Il piccolo Comune affacciato sulla sponda orientale del Lago di Como si prepara all’estate e previene le emergenze. Lo fa con una serie di opere di completamento legate ai fondi Pnrr, a cui si aggiungono altri interventi di somma urgenza legati invece all’alluvione di settembre e opere integrative dopo il nubifragio dello scorso 9 giugno, che – seppur in maniera più contenuta – ha comunque lasciato i segni del suo passaggio.
A Blevio ancora interventi di messa in sicurezza per prevenire le emergenze (e i temporali estivi)

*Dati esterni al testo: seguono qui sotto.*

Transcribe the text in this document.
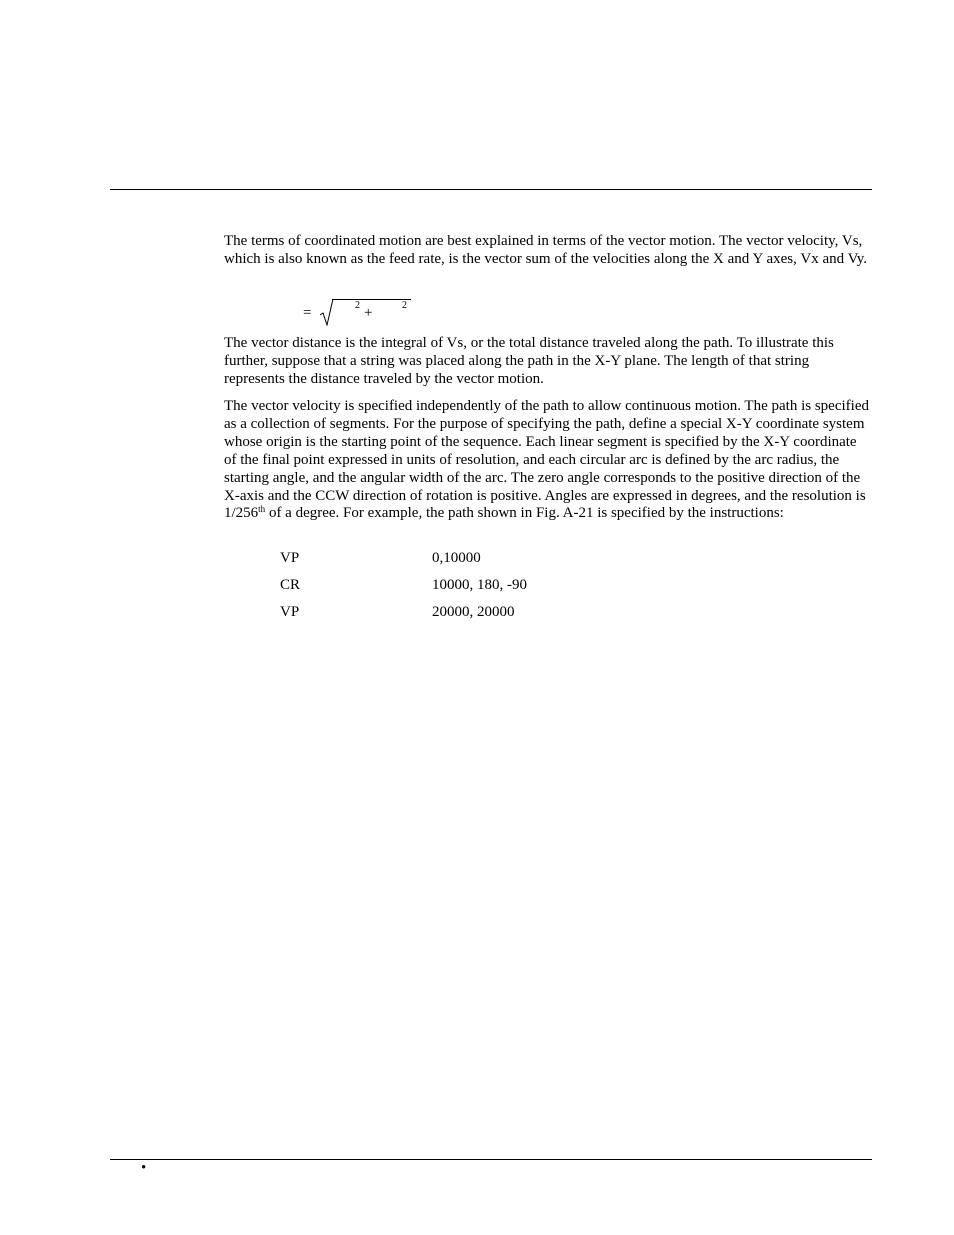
The terms of coordinated motion are best explained in terms of the vector motion. The vector velocity, Vs, which is also known as the feed rate, is the vector sum of the velocities along the X and Y axes, Vx and Vy.

=	2 +	2

The vector distance is the integral of Vs, or the total distance traveled along the path. To illustrate this further, suppose that a string was placed along the path in the X-Y plane. The length of that string represents the distance traveled by the vector motion.

The vector velocity is specified independently of the path to allow continuous motion. The path is specified as a collection of segments. For the purpose of specifying the path, define a special X-Y coordinate system whose origin is the starting point of the sequence. Each linear segment is specified by the X-Y coordinate of the final point expressed in units of resolution, and each circular arc is defined by the arc radius, the starting angle, and the angular width of the arc. The zero angle corresponds to the positive direction of the X-axis and the CCW direction of rotation is positive. Angles are expressed in degrees, and the resolution is 1/256th of a degree. For example, the path shown in Fig. A-21 is specified by the instructions:

VP	0,10000
CR	10000, 180, -90
VP	20000, 20000
•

Il Comune, intanto, ha chiesto altri 6 milioni di euro, da investire in opere finalizzate a ridurre il rischio residuo, necessarie dopo i devastanti danni dell’alluvione di settembre 2025 per tutelare l’incolumità pubblica e privata. Per la prossima settimana, a Blevio come in altre zone della provincia di Como, è atteso un nuovo sopralluogo da parte di tecnici della protezione civile, in arrivo sul Lario direttamente da Roma. “Blevio – spiega il sindaco Alberto Trabucchi – ha chiesto complessivamente a Governo e Regione 14 milioni di euro dopo l’alluvione dello scorso settembre, che saranno finanziati nell’arco di un triennio”.
Lungaggini burocratiche potrebbero però rallentare i tempi. Una burocrazia spesso ingestibile per un Comune così piccolo. Ma l’obiettivo resta investire nella messa in sicurezza del territorio e farsi trovare pronti all’estate, con i suoi temporali improvvisi e intensi.
Sette famiglie sfollate pronte a tornare nelle loro case
Intanto arrivano le prime buone notizie. La prossima settimana sette nuclei familiari sfollati da settembre 2025 potranno rientrare nelle loro case. Lo annuncia il sindaco Trabucchi, anche se per il via libera ufficiale bisognerà aspettare la pubblicazione delle ordinanze all’albo pretorio cittadino. “A settembre – aggiunge – altre famiglie potrebbero finalmente rientrare nelle loro case. Per altre, invece, se ne riparlerà l’anno prossimo”.
Resta però un traguardo importante, se si considera che dal 2021 Blevio è in balia di eventi metereologici estremi e pericolosi, spesso piegato da violente ondate di maltempo. Troppo spesso i bleviani devono fare i conti con un territorio sempre più fragile, costretti – d’un tratto – a doversi rimboccare le maniche e ripulire case e strade da fango e detriti, pale alla mano e stivali ai piedi. Si tratta, quindi, di un primo passo verso la normalità. Un primo ma importante traguardo.